1An image or representation of someone or something.
‘a small-scale simulacrum of a skyscraper’
‘Despite the obvious codes of virtuality at play, of simulation and simulacra, the image works.’
‘Anything for a ‘feel good’ image, for a simulacrum, in these postmodern times’
‘Painted kite tails, assemblages, photo and film documentation, and an electronic simulacrum of kite-flying were recently on view in a New York gallery’
‘With surgery, he makes clear, one becomes merely a simulacrum or copy; true identity is masked with the inevitable result that one is, ultimately, inauthentic.’
‘A buffalo skull tucked in the corner compresses the painting's message into a single object, a simulacrum for the Old West.’
‘Unlike France, the United States has never had a publicly defined national curriculum - although we seem to have allowed private enterprise to define a thoroughly unsatisfactory simulacrum of one.’

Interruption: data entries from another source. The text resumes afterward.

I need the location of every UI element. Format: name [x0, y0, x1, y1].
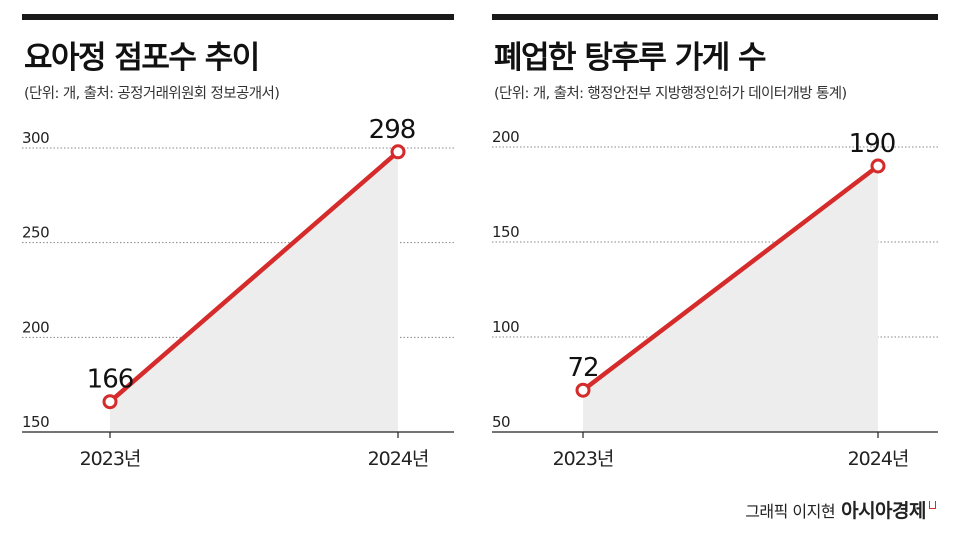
panel-top-bar — [492, 14, 938, 20]
data-label: 72 — [567, 353, 598, 383]
data-label: 190 — [849, 129, 896, 159]
y-tick-label: 200 — [22, 318, 49, 336]
data-point — [870, 158, 886, 174]
y-tick-label: 150 — [492, 223, 519, 241]
area-fill — [110, 151, 398, 432]
graphic-credit: 그래픽 이지현 아시아경제 — [745, 496, 936, 523]
y-tick-label: 50 — [492, 413, 510, 431]
chart-subtitle: (단위: 개, 출처: 행정안전부 지방행정인허가 데이터개방 통계) — [494, 86, 847, 102]
brand-mark-icon — [929, 501, 936, 509]
data-point — [102, 394, 118, 410]
closed-stores-chart: 50 100 150 200 72 2023년 190 2024년 — [492, 128, 938, 470]
chart-panel-store-count: 요아정 점포수 추이 (단위: 개, 출처: 공정거래위원회 정보공개서) 15… — [22, 0, 454, 470]
store-count-chart: 150 200 250 300 166 2023년 298 2024년 — [22, 115, 454, 470]
x-tick-label: 2024년 — [848, 448, 909, 470]
data-label: 298 — [369, 115, 416, 145]
chart-subtitle: (단위: 개, 출처: 공정거래위원회 정보공개서) — [24, 86, 280, 102]
credit-author: 그래픽 이지현 — [745, 502, 836, 521]
series-line — [107, 149, 401, 404]
y-tick-label: 250 — [22, 224, 49, 242]
y-tick-label: 100 — [492, 318, 519, 336]
y-tick-label: 200 — [492, 128, 519, 146]
y-tick-label: 300 — [22, 129, 49, 147]
data-point — [575, 382, 591, 398]
panel-top-bar — [22, 14, 454, 20]
series-line — [580, 163, 881, 393]
x-tick-label: 2023년 — [80, 448, 141, 470]
data-point — [390, 144, 406, 160]
chart-title: 요아정 점포수 추이 — [24, 40, 260, 76]
x-tick-label: 2023년 — [553, 448, 614, 470]
brand-logo: 아시아경제 — [841, 500, 926, 522]
chart-panel-closed-stores: 폐업한 탕후루 가게 수 (단위: 개, 출처: 행정안전부 지방행정인허가 데… — [492, 0, 938, 470]
chart-title: 폐업한 탕후루 가게 수 — [494, 40, 767, 76]
y-tick-label: 150 — [22, 413, 49, 431]
area-fill — [583, 166, 878, 432]
x-tick-label: 2024년 — [368, 448, 429, 470]
data-label: 166 — [87, 365, 134, 395]
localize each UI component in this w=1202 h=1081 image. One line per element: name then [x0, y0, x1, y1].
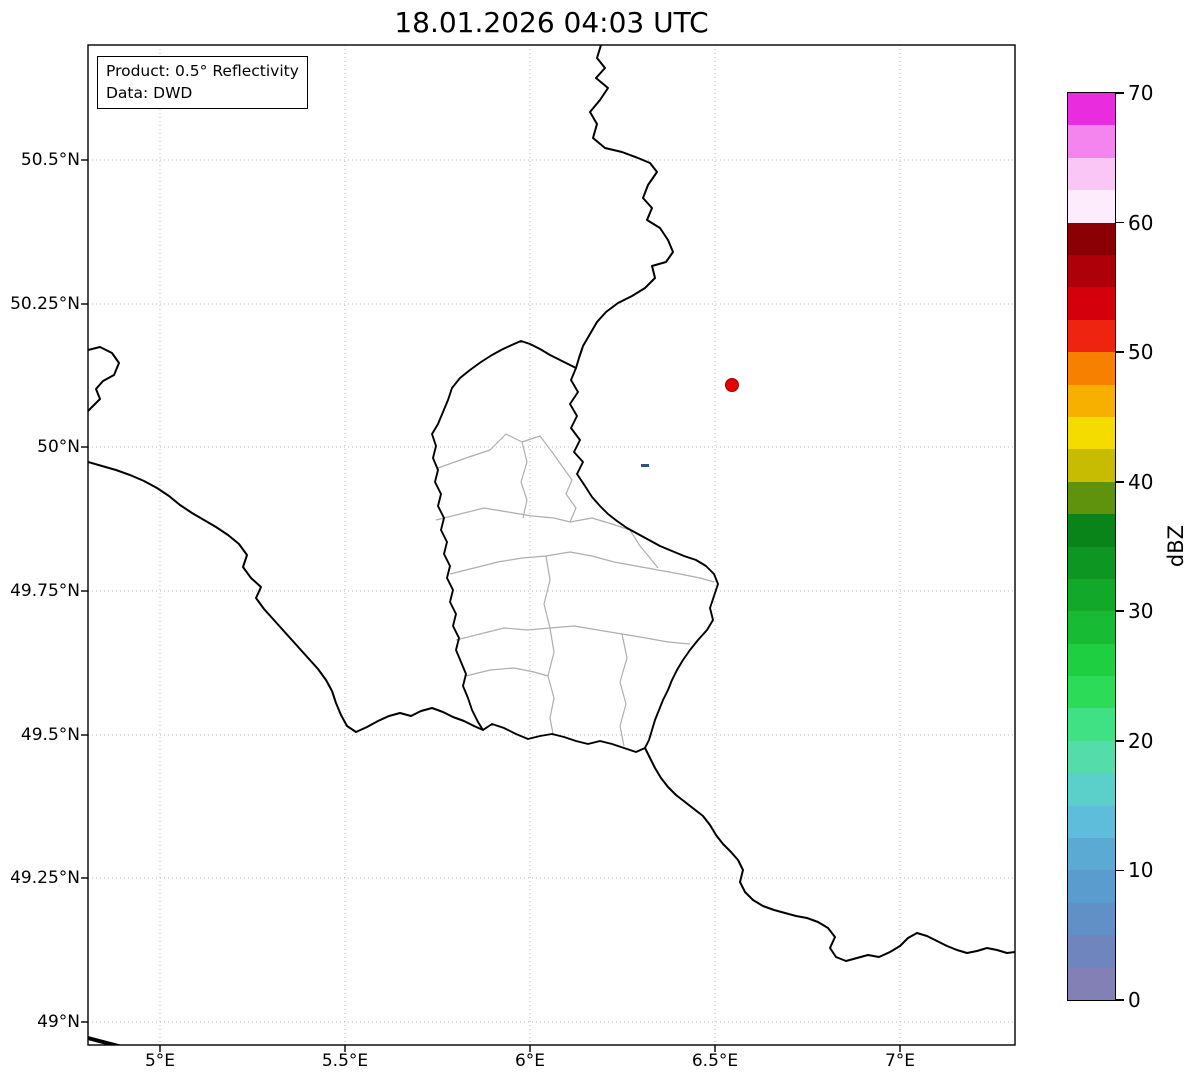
- colorbar-segment: [1068, 513, 1115, 547]
- plot-title: 18.01.2026 04:03 UTC: [394, 6, 709, 39]
- luxembourg-border: [431, 340, 719, 753]
- colorbar-tick-mark: [1116, 92, 1124, 94]
- y-tick-label: 50.25°N: [10, 294, 80, 314]
- colorbar-segment: [1068, 157, 1115, 191]
- y-tick-label: 50.5°N: [20, 150, 80, 170]
- colorbar-segment: [1068, 902, 1115, 936]
- colorbar-segment: [1068, 319, 1115, 353]
- colorbar-tick-label: 10: [1128, 858, 1154, 883]
- luxembourg-canton-borders: [435, 433, 715, 747]
- annotation-box: Product: 0.5° Reflectivity Data: DWD: [97, 56, 308, 109]
- colorbar-segment: [1068, 416, 1115, 450]
- colorbar-tick-mark: [1116, 740, 1124, 742]
- colorbar-tick-label: 30: [1128, 599, 1154, 624]
- x-tick-label: 5.5°E: [321, 1051, 369, 1071]
- colorbar-segment: [1068, 934, 1115, 968]
- colorbar-segment: [1068, 675, 1115, 709]
- colorbar-tick-label: 70: [1128, 81, 1154, 105]
- x-tick-label: 6.5°E: [691, 1051, 739, 1071]
- colorbar-tick-mark: [1116, 869, 1124, 872]
- colorbar-segment: [1068, 254, 1115, 288]
- colorbar-tick-label: 20: [1128, 728, 1154, 753]
- colorbar-tick-mark: [1116, 221, 1124, 224]
- colorbar-gradient: [1068, 93, 1115, 1000]
- colorbar-segment: [1068, 643, 1115, 677]
- colorbar-tick-mark: [1116, 351, 1124, 353]
- x-tick-label: 7°E: [884, 1051, 916, 1071]
- border-belgium-france-upper: [88, 346, 120, 412]
- colorbar-segment: [1068, 869, 1115, 903]
- colorbar-segment: [1068, 610, 1115, 644]
- colorbar-segment: [1068, 351, 1115, 385]
- colorbar-segment: [1068, 448, 1115, 482]
- y-tick-label: 50°N: [37, 437, 80, 457]
- x-tick-label: 6°E: [514, 1051, 546, 1071]
- colorbar-segment: [1068, 93, 1115, 126]
- colorbar-segment: [1068, 189, 1115, 223]
- colorbar-segment: [1068, 966, 1115, 1000]
- colorbar-segment: [1068, 383, 1115, 417]
- colorbar-tick-label: 50: [1128, 340, 1154, 365]
- colorbar-segment: [1068, 481, 1115, 515]
- colorbar-segment: [1068, 578, 1115, 612]
- colorbar-segment: [1068, 740, 1115, 774]
- colorbar-segment: [1068, 286, 1115, 320]
- colorbar-segment: [1068, 221, 1115, 255]
- echo-speck: [641, 464, 649, 467]
- plot-frame: [87, 44, 1016, 1046]
- colorbar-tick-label: 60: [1128, 210, 1154, 235]
- colorbar-tick-mark: [1116, 610, 1124, 613]
- colorbar-segment: [1068, 804, 1115, 839]
- axis-tick-marks: [81, 159, 901, 1052]
- colorbar-segment: [1068, 837, 1115, 871]
- colorbar: 0 10 20 30 40 50 60 70: [1067, 82, 1153, 1011]
- y-tick-label: 49.25°N: [10, 868, 80, 888]
- y-tick-label: 49°N: [37, 1012, 80, 1032]
- colorbar-segment: [1068, 124, 1115, 158]
- annotation-source: Data: DWD: [106, 84, 193, 102]
- border-fragment-corner: [88, 1036, 123, 1045]
- grid-layer: [88, 45, 1015, 1045]
- y-tick-label: 49.75°N: [10, 581, 80, 601]
- border-germany-belgium: [575, 45, 674, 369]
- border-belgium-france-main: [88, 461, 484, 733]
- y-tick-label: 49.5°N: [20, 725, 80, 745]
- colorbar-segment: [1068, 772, 1115, 806]
- colorbar-tick-label: 0: [1128, 988, 1141, 1012]
- colorbar-tick-label: 40: [1128, 469, 1154, 494]
- annotation-product: Product: 0.5° Reflectivity: [106, 62, 299, 80]
- colorbar-segment: [1068, 545, 1115, 579]
- colorbar-unit-label: dBZ: [1164, 524, 1188, 568]
- radar-site-marker: [725, 378, 739, 392]
- colorbar-tick-mark: [1116, 480, 1124, 483]
- x-tick-label: 5°E: [144, 1051, 176, 1071]
- border-france-germany: [644, 747, 1015, 962]
- colorbar-segment: [1068, 707, 1115, 741]
- colorbar-tick-mark: [1116, 999, 1124, 1001]
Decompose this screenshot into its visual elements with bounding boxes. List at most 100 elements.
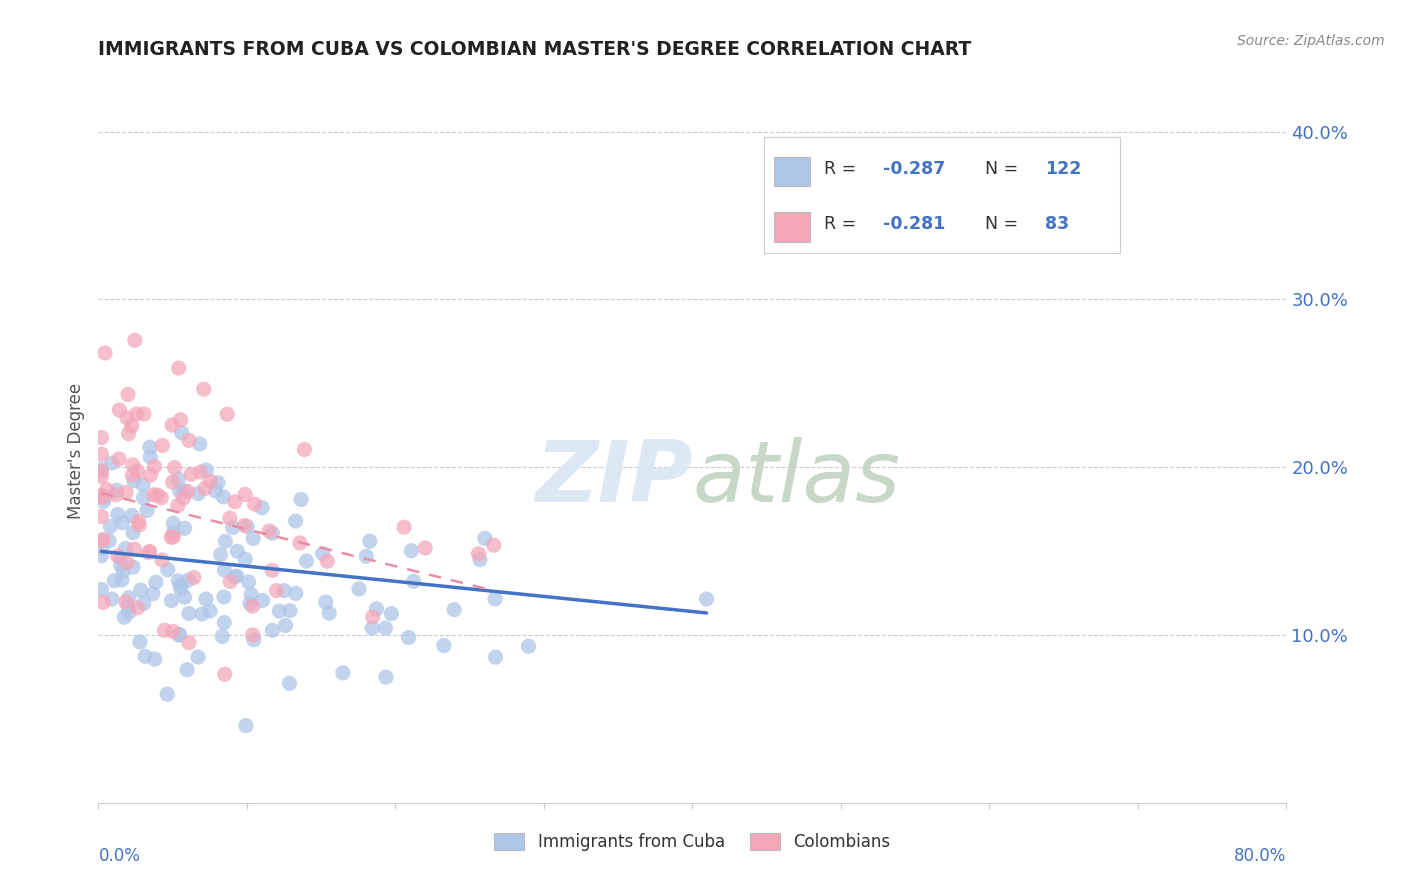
Point [177,635,200,649]
Point [257,524,280,538]
Point [240,588,263,602]
Point [356,549,378,564]
Point [312,546,335,560]
Point [167,574,190,588]
Point [242,532,264,546]
Point [166,499,188,513]
Point [177,607,200,621]
Point [139,450,162,464]
Point [176,663,198,677]
Point [122,525,145,540]
Point [484,591,506,606]
Point [94,490,117,504]
Point [118,591,141,605]
Point [136,503,159,517]
Point [134,649,156,664]
Point [162,530,184,544]
Point [242,628,264,642]
Point [252,593,274,607]
Point [224,495,246,509]
Point [266,583,288,598]
Point [274,618,297,632]
Point [243,497,266,511]
Point [366,602,388,616]
Point [188,465,211,479]
Point [91,595,114,609]
Point [117,387,139,401]
Point [194,592,217,607]
Point [132,596,155,610]
Point [167,628,190,642]
Point [122,560,145,574]
Point [162,624,184,639]
Point [132,491,155,505]
Point [90,541,112,556]
Point [183,570,205,584]
Point [262,563,284,577]
Point [160,417,183,432]
Legend: Immigrants from Cuba, Colombians: Immigrants from Cuba, Colombians [488,826,897,858]
Point [284,514,307,528]
Point [273,583,295,598]
Point [315,595,337,609]
Point [145,575,167,590]
Point [207,475,229,490]
Point [162,525,184,540]
Point [214,563,236,577]
Point [359,534,381,549]
Point [128,517,150,532]
Point [392,520,415,534]
Point [132,477,155,491]
Point [173,521,195,535]
Point [93,494,115,508]
Point [90,533,112,548]
Point [96,483,118,497]
Point [122,474,145,488]
Point [262,624,284,638]
Point [94,346,117,360]
Point [114,595,136,609]
Point [176,484,198,499]
Point [398,631,420,645]
Point [121,458,143,472]
Point [111,516,134,530]
Point [380,607,402,621]
Point [104,488,127,502]
Point [198,474,221,488]
Point [361,610,384,624]
Point [193,382,215,396]
Text: atlas: atlas [692,437,900,520]
Point [90,465,112,479]
Point [177,434,200,448]
Point [139,440,162,454]
Point [170,425,193,440]
Point [125,407,148,421]
Point [108,403,131,417]
Point [212,590,235,604]
Point [191,607,214,621]
Text: R =: R = [824,161,862,178]
Point [180,467,202,482]
Text: IMMIGRANTS FROM CUBA VS COLOMBIAN MASTER'S DEGREE CORRELATION CHART: IMMIGRANTS FROM CUBA VS COLOMBIAN MASTER… [98,40,972,59]
Point [217,407,239,421]
Point [250,500,273,515]
Point [219,511,242,525]
Point [132,407,155,421]
Point [160,530,183,544]
Point [91,533,114,547]
Point [110,558,132,572]
Point [278,604,301,618]
Point [243,632,266,647]
Point [90,509,112,524]
Point [150,491,173,505]
Point [160,593,183,607]
Point [238,574,260,589]
Point [173,590,195,604]
Point [696,592,718,607]
Point [214,534,236,549]
Point [173,483,195,498]
Text: 0.0%: 0.0% [98,847,141,864]
Point [150,553,173,567]
Point [443,602,465,616]
Point [295,554,318,568]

‘Whereas representation attempts to absorb simulation by interpreting it as false representation, simulation envelops the whole edifice of representation itself as a simulacrum.’
‘Heavily shaped by the generation of the 1960s, most of us may become mere simulacrums of our mentors.’
‘They are pop cultural simulacra, mere shadows of Cagney's tragic anti-hero and Marlon Brando's brooding Don.’
‘But then along comes a texture, timbre or pattern that is simply too frog-like or insect-like to be dismissed as a mere electronic simulacrum.’
‘They are mere simulacra, which replace real things and their actual relationships (only truly known to those on the left, who see through such illusions) in a process which Baudrillard calls hyperrealization.’
‘How it must wound the director to hear these words in Hollywood, on a mere back-lot simulacrum of New York - and from his own ex-wife!’
Origin
Late 16th century from Latin, from simulare (see simulate).